Glucocorticoids induce a general catabolic effect, increasing protein turnover, which leads to the release of endogenous nitrogen [4]. Based on the available research, there are at least 9 reported cases indicating that the administration of glucocorticoids may precede acute hyperammonemia in individuals with OTCD [2, 4, 6-8, 16-19], where 4 cases involved patients over the age of 50 [2, 6, 7, 16]. Gascon-Bayarri et al. [6] reported a previously healthy 56-year-old man who presented with acute encephalopathy 4 days after a steroid injection to treat knee arthritis. Summar et al. [7] described the case of a 58-year-old female with a medical history of asthma who experienced acute confusion and aphasia 5 days after receiving intravenous steroid treatment, which rapidly progressed to a state of complete coma. Bijvoet et al. [2] presented the case of a 67-year-old man diagnosed with non-specific interstitial pneumonia (NSIP) who received corticosteroid therapy for the first time. One week later, he developed respiratory distress and generalized seizures, and acute hyperammonemia eventually led to his death. McCormick et al. [16] reported the case of a 53-year-old woman who developed hyperammonemic encephalopathy (progressive confusion, lethargy and disorientation) after 3 weeks of oral prednisone use for rheumatoid arthritis. Treatment included hemodialysis, ammonia-scavenging agents, and a low-protein, high-caloric diet, resulting in clinical improvement.
In addition to glucocorticoids, valproic acid and haloperidol are among the medications that can trigger a hyperammonemic crisis in individuals with OTCD, due to their toxic effects on hepatic mitochondria and inhibition of enzyme activity in the urea cycle [8]. Chemotherapeutic drugs also belong to substances that cause liver toxicity and affect protein catabolism. This may result in hindering the absorption of dietary proteins, which in turn accelerates the breakdown of endogenous proteins [4].
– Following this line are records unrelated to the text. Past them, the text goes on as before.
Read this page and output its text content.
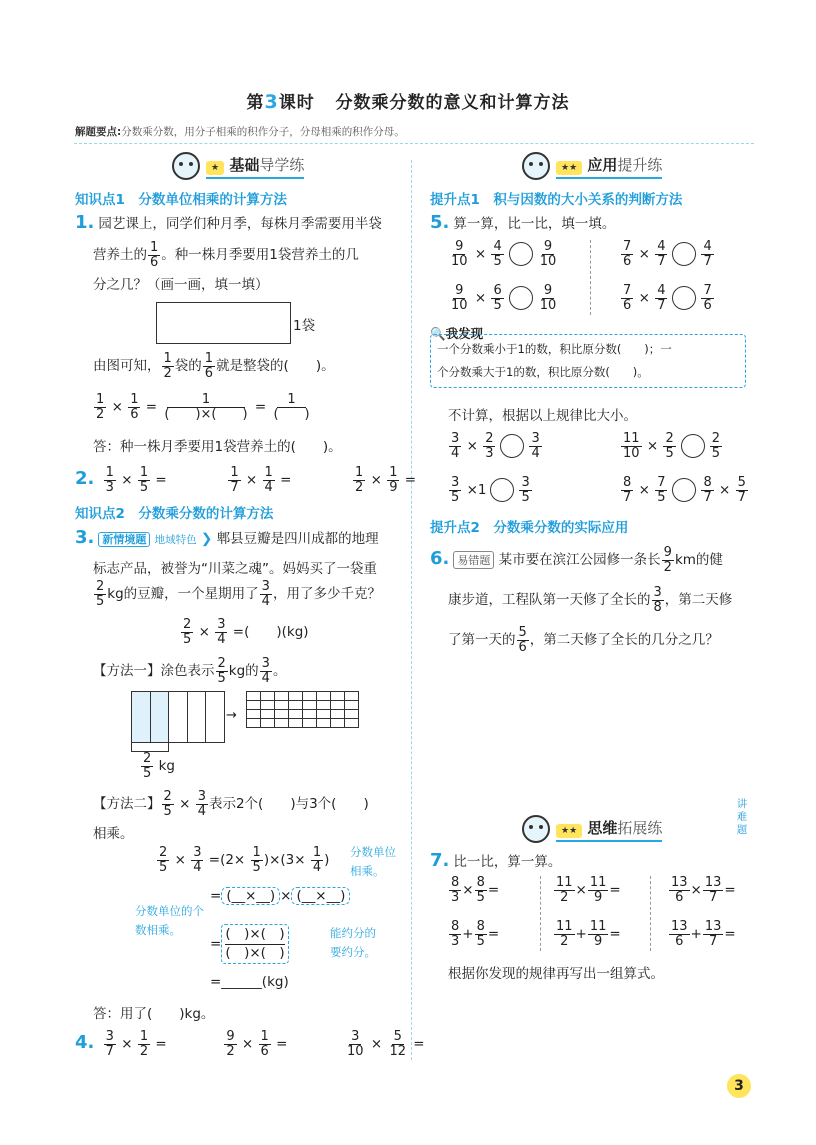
第3课时 分数乘分数的意义和计算方法
解题要点:分数乘分数，用分子相乘的积作分子，分母相乘的积作分母。
★ 基础导学练
知识点1　分数单位相乘的计算方法
1. 园艺课上，同学们种月季，每株月季需要用半袋
营养土的 $\frac{1}{6}$ 。种一株月季要用1袋营养土的几
分之几？（画一画，填一填）
1袋
由图可知， $\frac{1}{2}$ 袋的 $\frac{1}{6}$ 就是整袋的(　　)。
$\frac{1}{2} \times \frac{1}{6} = \frac{1}{( )\times( )} = \frac{1}{( )}$
答：种一株月季要用1袋营养土的(　　)。
2. $\frac{1}{3} \times \frac{1}{5}$ =	$\frac{1}{7} \times \frac{1}{4}$ =	$\frac{1}{2} \times \frac{1}{9}$ =
知识点2　分数乘分数的计算方法
3. 新情境题 地域特色 ❯ 郫县豆瓣是四川成都的地理
标志产品，被誉为“川菜之魂”。妈妈买了一袋重
$\frac{2}{5}$ kg的豆瓣，一个星期用了 $\frac{3}{4}$ ，用了多少千克？
$\frac{2}{5} \times \frac{3}{4}$ =(　　)(kg)
【方法一】涂色表示 $\frac{2}{5}$ kg的 $\frac{3}{4}$ 。
→

$\frac{2}{5}$ kg
【方法二】 $\frac{2}{5} \times \frac{3}{4}$ 表示2个(　　)与3个(　　)
相乘。
$\frac{2}{5} \times \frac{3}{4} =(2\times \frac{1}{5} )\times(3\times \frac{1}{4}$ )
分数单位相乘。
= (__×__) × (__×__)
分数单位的个数相乘。
=
(　)×(　)
(　)×(　)
能约分的要约分。
=______(kg)
答：用了(　　)kg。
4. $\frac{3}{7} \times \frac{1}{2}$ =	$\frac{9}{2} \times \frac{1}{6}$ =	$\frac{3}{10} \times \frac{5}{12}$ =
★★ 应用提升练
提升点1　积与因数的大小关系的判断方法
5. 算一算，比一比，填一填。
$\frac{9}{10} \times \frac{4}{5}$	$\frac{9}{10}$	$\frac{7}{6} \times \frac{4}{7}$	$\frac{4}{7}$
$\frac{9}{10} \times \frac{6}{5}$	$\frac{9}{10}$	$\frac{7}{6} \times \frac{4}{7}$	$\frac{7}{6}$
🔍我发现
一个分数乘小于1的数，积比原分数(　　)；一
个分数乘大于1的数，积比原分数(　　)。
不计算，根据以上规律比大小。
$\frac{3}{4} \times \frac{2}{3}$	$\frac{3}{4}$	$\frac{11}{10} \times \frac{2}{5}$	$\frac{2}{5}$
$\frac{3}{5} \times 1$	$\frac{3}{5}$	$\frac{8}{7} \times \frac{7}{5}$	$\frac{8}{7} \times \frac{5}{7}$
提升点2　分数乘分数的实际应用
6. 易错题 某市要在滨江公园修一条长 $\frac{9}{2}$ km的健
康步道，工程队第一天修了全长的 $\frac{3}{8}$ ，第二天修
了第一天的 $\frac{5}{6}$ ，第二天修了全长的几分之几？
★★ 思维拓展练
讲难题
7. 比一比，算一算。
$\frac{8}{3} \times \frac{8}{5}$ =	$\frac{11}{2} \times \frac{11}{9}$ =	$\frac{13}{6} \times \frac{13}{7}$ =
$\frac{8}{3} + \frac{8}{5}$ =	$\frac{11}{2} + \frac{11}{9}$ =	$\frac{13}{6} + \frac{13}{7}$ =
根据你发现的规律再写出一组算式。
3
The aim of therapy in patients with OTCD is to maintain a normal concentration of blood ammonia. It is important not to delay treatment during the acute phase as the prognosis is strongly influenced by the duration of coma and peak ammonia levels [2]. Hemodialysis is the recommended approach for managing hyperammonemic crises and should be initiated promptly when there is a rapid rise in ammonia levels or when they exceed the range of 350-400 µmol/l [19]. It is crucial to stop protein consumption and provide an adequate number of calories to prevent catabolism. This can be achieved by administering a 10% glucose solution and intralipids. Nitrogen scavengers, such as sodium phenylacetate, sodium benzoate, or sodium phenylbutyrate are also used to reduce ammonia levels. Enhancing ammonia excretion can be achieved through the supplementation of L-arginine, L-citrulline, and L-carnitine. While liver transplantation is the only curative treatment option, it is infrequently performed in clinical practice [7, 20]. Chronic treatment involves avoiding triggers of hyperammonemia, lifelong adherence to a special low-protein diet, the use of ammonia scavengers, and arginine/citrulline supplementation [2].
CONCLUSIONS
Metabolic and inherited disorders, among others such as OTCD, should be taken into consideration in differential diagnosis even in late onset cases of cognitive impairment (especially with fluctuations) and gait disorder. It is reasonable to determine the level of ammonia in the serum in patients with non-specific symptoms, as hyperammonemia can cause permanent brain damage, lifelong disability and potentially fatal consequences.